Gli esempi si potrebbero moltiplicare in riferimento all’utilizzo selvaggio delle falde acquifere, allo smaltimento dei rifiuti, all’uso del territorio, ma quello che emerge è sempre l’impossibilità di una mediazione istituzionale e di conseguenza la non rappresentabilità dei soggetti che non hanno affari da tutelare.

La giunta uscente, del resto, si è semplicemente limitata a prendere atto dell’impossibilità di trasformare il conflitto di interessi in innovazione sociale, scegliendo di fatto di subordinarsi ai poteri forti presenti in città come unica via per dinamizzare una realtà altrimenti stagnante.

Ma l’impossibilità della rappresentanza non è solo determinata dalla pervasività del mercato. Le trasformazioni sociali indotte dalla crisi economica hanno fatto prevalere, anche nella nostra città, il lavoro nei servizi rispetto a quello direttamente produttivo con l’incremento enorme dei soggetti coinvolti nella comunicazione, nelle cure sanitarie, nell’industria del divertimento, nell’educazione ecc.

Carlo Dami dei Cobas

Si è venuta così configurando una società in cui è stata distrutta ogni distinzione fra politica ed economia rendendo obsoleta la forma separata della rappresentanza agita mediante i partiti ed i sindacati, la cui crisi è mascherata solo dal fatto di essere ancora capaci di gestire un patrimonio simbolico (il partito come mediatore degli interessi particolari e il sindacato in rappresentanza del lavoro) che non ha più alcuna rispondenza nei processi reali che attraversano la nostra società.

Non è che a livello di giunta comunale non si sia tentato di ridare forma alla rappresentanza, ma si sono messe in campo alcune pratiche fallimentari come ad esempio la cosiddetta democrazia partecipata che è stata ridotta a consultazioni i cui esiti, per problemi di bilancio e/o per subalternità al mercato, sono stati puntualmente contraddetti.

Invece di sperimentare la cessione di pezzi di sovranità a organismi autorganizzati, di finanziare attività autogestite, di sperimentare forme di reddito sociale e nuovi servizi sociali per i cittadini vecchi e nuovi, investendo i soggetti reali di poteri decisionali, si è cercato di incanalare la critica nell’ambito delle compatibilità finanziarie sovradeterminate dai decisori politici ed economici.

Con queste considerazioni non voglio sostenere una statica e inefficace contrapposizione tra realtà sociali e istituzioni.

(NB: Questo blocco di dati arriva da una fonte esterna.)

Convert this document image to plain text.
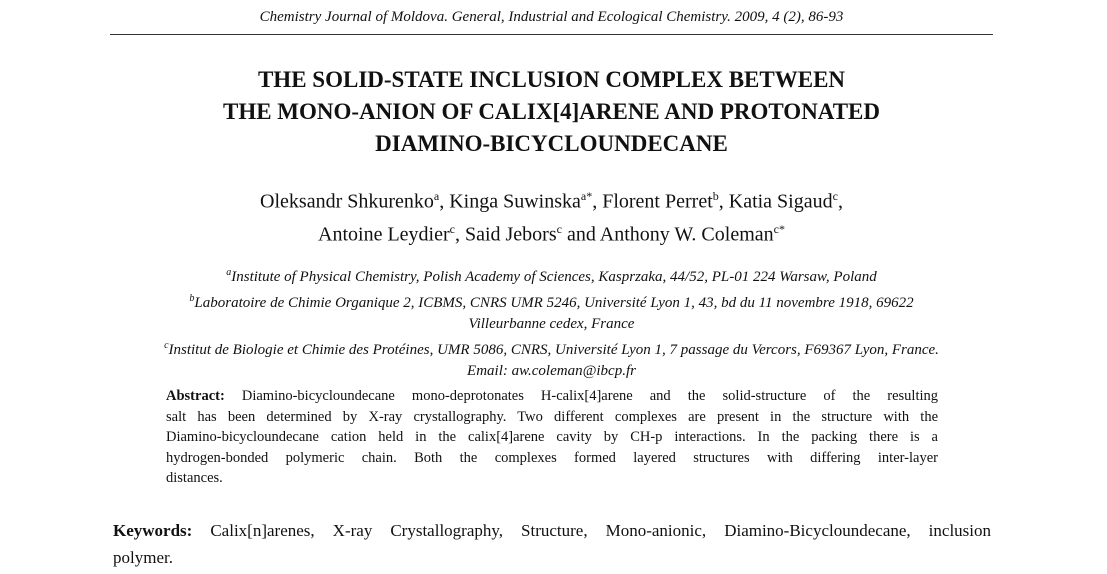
Chemistry Journal of Moldova. General, Industrial and Ecological Chemistry. 2009, 4 (2), 86-93
THE SOLID-STATE INCLUSION COMPLEX BETWEEN
THE MONO-ANION OF CALIX[4]ARENE AND PROTONATED
DIAMINO-BICYCLOUNDECANE
Oleksandr Shkurenko$^a$, Kinga Suwinska$^{a*}$, Florent Perret$^b$, Katia Sigaud$^c$,
Antoine Leydier$^c$, Said Jebors$^c$ and Anthony W. Coleman$^{c*}$
$^a$Institute of Physical Chemistry, Polish Academy of Sciences, Kasprzaka, 44/52, PL-01 224 Warsaw, Poland
$^b$Laboratoire de Chimie Organique 2, ICBMS, CNRS UMR 5246, Université Lyon 1, 43, bd du 11 novembre 1918, 69622
Villeurbanne cedex, France
$^c$Institut de Biologie et Chimie des Protéines, UMR 5086, CNRS, Université Lyon 1, 7 passage du Vercors, F69367 Lyon, France.
Email: aw.coleman@ibcp.fr
Abstract: Diamino-bicycloundecane mono-deprotonates H-calix[4]arene and the solid-structure of the resulting
salt has been determined by X-ray crystallography. Two different complexes are present in the structure with the
Diamino-bicycloundecane cation held in the calix[4]arene cavity by CH-p interactions. In the packing there is a
hydrogen-bonded polymeric chain. Both the complexes formed layered structures with differing inter-layer
distances.
Keywords: Calix[n]arenes, X-ray Crystallography, Structure, Mono-anionic, Diamino-Bicycloundecane, inclusion
polymer.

La giunta comunale ha privilegiato i processi formali del potere istituzionale invece di favorire la piena autonomia delle realtà sociali che si muovono nel nostro territorio, facendo da tappo ad ogni ipotesi di trasformazione nel rapporto dialettico fra queste realtà e il sistema politico.

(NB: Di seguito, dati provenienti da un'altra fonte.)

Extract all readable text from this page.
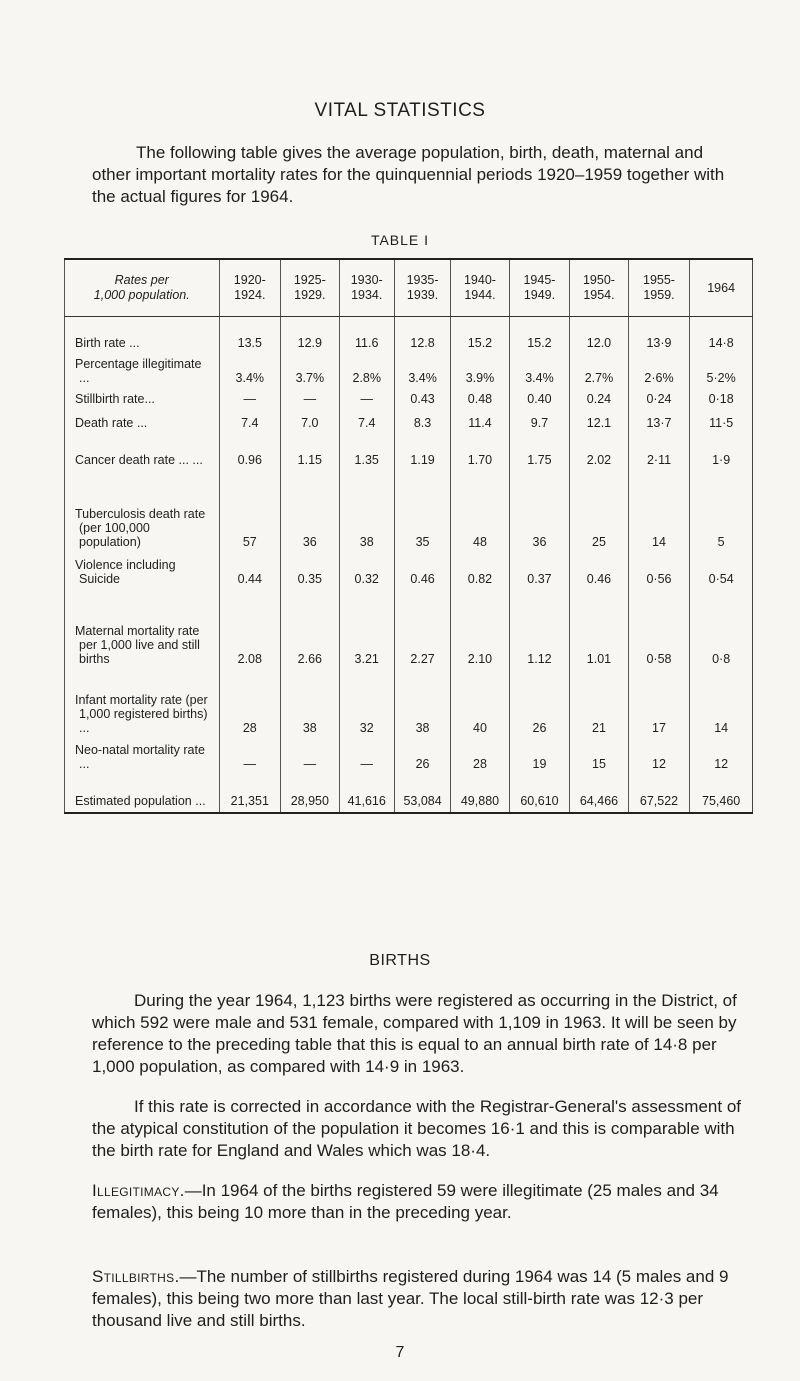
VITAL STATISTICS

The following table gives the average population, birth, death, maternal and other important mortality rates for the quinquennial periods 1920–1959 together with the actual figures for 1964.

TABLE I
Rates per
1,000 population.	1920- 1924.	1925- 1929.	1930- 1934.	1935- 1939.	1940- 1944.	1945- 1949.	1950- 1954.	1955- 1959.	1964
Birth rate ...	13.5	12.9	11.6	12.8	15.2	15.2	12.0	13·9	14·8
Percentage illegitimate ...	3.4%	3.7%	2.8%	3.4%	3.9%	3.4%	2.7%	2·6%	5·2%
Stillbirth rate...	—	—	—	0.43	0.48	0.40	0.24	0·24	0·18
Death rate ...	7.4	7.0	7.4	8.3	11.4	9.7	12.1	13·7	11·5
Cancer death rate ... ...	0.96	1.15	1.35	1.19	1.70	1.75	2.02	2·11	1·9
Tuberculosis death rate (per 100,000 population)	57	36	38	35	48	36	25	14	5
Violence including Suicide	0.44	0.35	0.32	0.46	0.82	0.37	0.46	0·56	0·54
Maternal mortality rate per 1,000 live and still births	2.08	2.66	3.21	2.27	2.10	1.12	1.01	0·58	0·8
Infant mortality rate (per 1,000 registered births) ...	28	38	32	38	40	26	21	17	14
Neo-natal mortality rate ...	—	—	—	26	28	19	15	12	12
Estimated population ...	21,351	28,950	41,616	53,084	49,880	60,610	64,466	67,522	75,460
BIRTHS

During the year 1964, 1,123 births were registered as occurring in the District, of which 592 were male and 531 female, compared with 1,109 in 1963. It will be seen by reference to the preceding table that this is equal to an annual birth rate of 14·8 per 1,000 population, as compared with 14·9 in 1963.

If this rate is corrected in accordance with the Registrar-General's assessment of the atypical constitution of the population it becomes 16·1 and this is comparable with the birth rate for England and Wales which was 18·4.

Illegitimacy.—In 1964 of the births registered 59 were illegitimate (25 males and 34 females), this being 10 more than in the preceding year.

Stillbirths.—The number of stillbirths registered during 1964 was 14 (5 males and 9 females), this being two more than last year. The local still-birth rate was 12·3 per thousand live and still births.

7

Per attuare un vero cambiamento adeguato all’attuale configurazione sociale era invece necessario dinamizzare il livello istituzionale mettendolo in rapporto con i conflitti sociali, sperimentando nuove forme dell’agire politico-sociale-culturale che mettessero al centro le forme di autogestione e autorganizzazione presenti nel nostro territorio.

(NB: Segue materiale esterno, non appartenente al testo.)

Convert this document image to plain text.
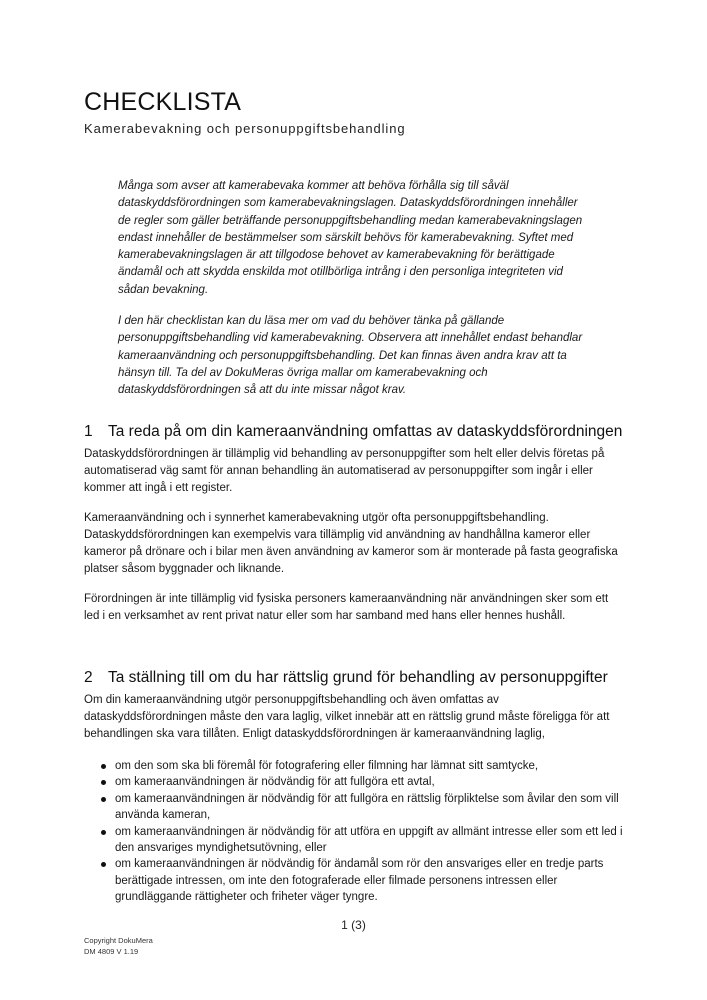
CHECKLISTA
Kamerabevakning och personuppgiftsbehandling

Många som avser att kamerabevaka kommer att behöva förhålla sig till såväl dataskyddsförordningen som kamerabevakningslagen. Dataskyddsförordningen innehåller de regler som gäller beträffande personuppgiftsbehandling medan kamerabevakningslagen endast innehåller de bestämmelser som särskilt behövs för kamerabevakning. Syftet med kamerabevakningslagen är att tillgodose behovet av kamerabevakning för berättigade ändamål och att skydda enskilda mot otillbörliga intrång i den personliga integriteten vid sådan bevakning.

I den här checklistan kan du läsa mer om vad du behöver tänka på gällande personuppgiftsbehandling vid kamerabevakning. Observera att innehållet endast behandlar kameraanvändning och personuppgiftsbehandling. Det kan finnas även andra krav att ta hänsyn till. Ta del av DokuMeras övriga mallar om kamerabevakning och dataskyddsförordningen så att du inte missar något krav.

1 Ta reda på om din kameraanvändning omfattas av dataskyddsförordningen

Dataskyddsförordningen är tillämplig vid behandling av personuppgifter som helt eller delvis företas på automatiserad väg samt för annan behandling än automatiserad av personuppgifter som ingår i eller kommer att ingå i ett register.

Kameraanvändning och i synnerhet kamerabevakning utgör ofta personuppgiftsbehandling. Dataskyddsförordningen kan exempelvis vara tillämplig vid användning av handhållna kameror eller kameror på drönare och i bilar men även användning av kameror som är monterade på fasta geografiska platser såsom byggnader och liknande.

Förordningen är inte tillämplig vid fysiska personers kameraanvändning när användningen sker som ett led i en verksamhet av rent privat natur eller som har samband med hans eller hennes hushåll.

2 Ta ställning till om du har rättslig grund för behandling av personuppgifter

Om din kameraanvändning utgör personuppgiftsbehandling och även omfattas av dataskyddsförordningen måste den vara laglig, vilket innebär att en rättslig grund måste föreligga för att behandlingen ska vara tillåten. Enligt dataskyddsförordningen är kameraanvändning laglig,

om den som ska bli föremål för fotografering eller filmning har lämnat sitt samtycke,
om kameraanvändningen är nödvändig för att fullgöra ett avtal,
om kameraanvändningen är nödvändig för att fullgöra en rättslig förpliktelse som åvilar den som vill använda kameran,
om kameraanvändningen är nödvändig för att utföra en uppgift av allmänt intresse eller som ett led i den ansvariges myndighetsutövning, eller
om kameraanvändningen är nödvändig för ändamål som rör den ansvariges eller en tredje parts berättigade intressen, om inte den fotograferade eller filmade personens intressen eller grundläggande rättigheter och friheter väger tyngre.
1 (3)
Copyright DokuMera
DM 4809 V 1.19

A causa della mancata volontà di rapportarsi a queste pratiche (i motivi sono molti, non ultimo quello di una cultura politica obsoleta), il livello istituzionale si è ridotto a fornire ai cittadini nient’altro che il brodino riscaldato di una partecipazione fasulla.

Attaccare la rendita urbana, aprire a forme di reddito sociale, investire nei servizi, attuare percorsi di autogoverno, favorire l’autorganizzazione e l’autogestione.

Questi i temi su cui aprire vertenze per un diverso governo della città. Il tempo è maturo per nuovi rapporti fra gli uomini: un’altra città è possibile.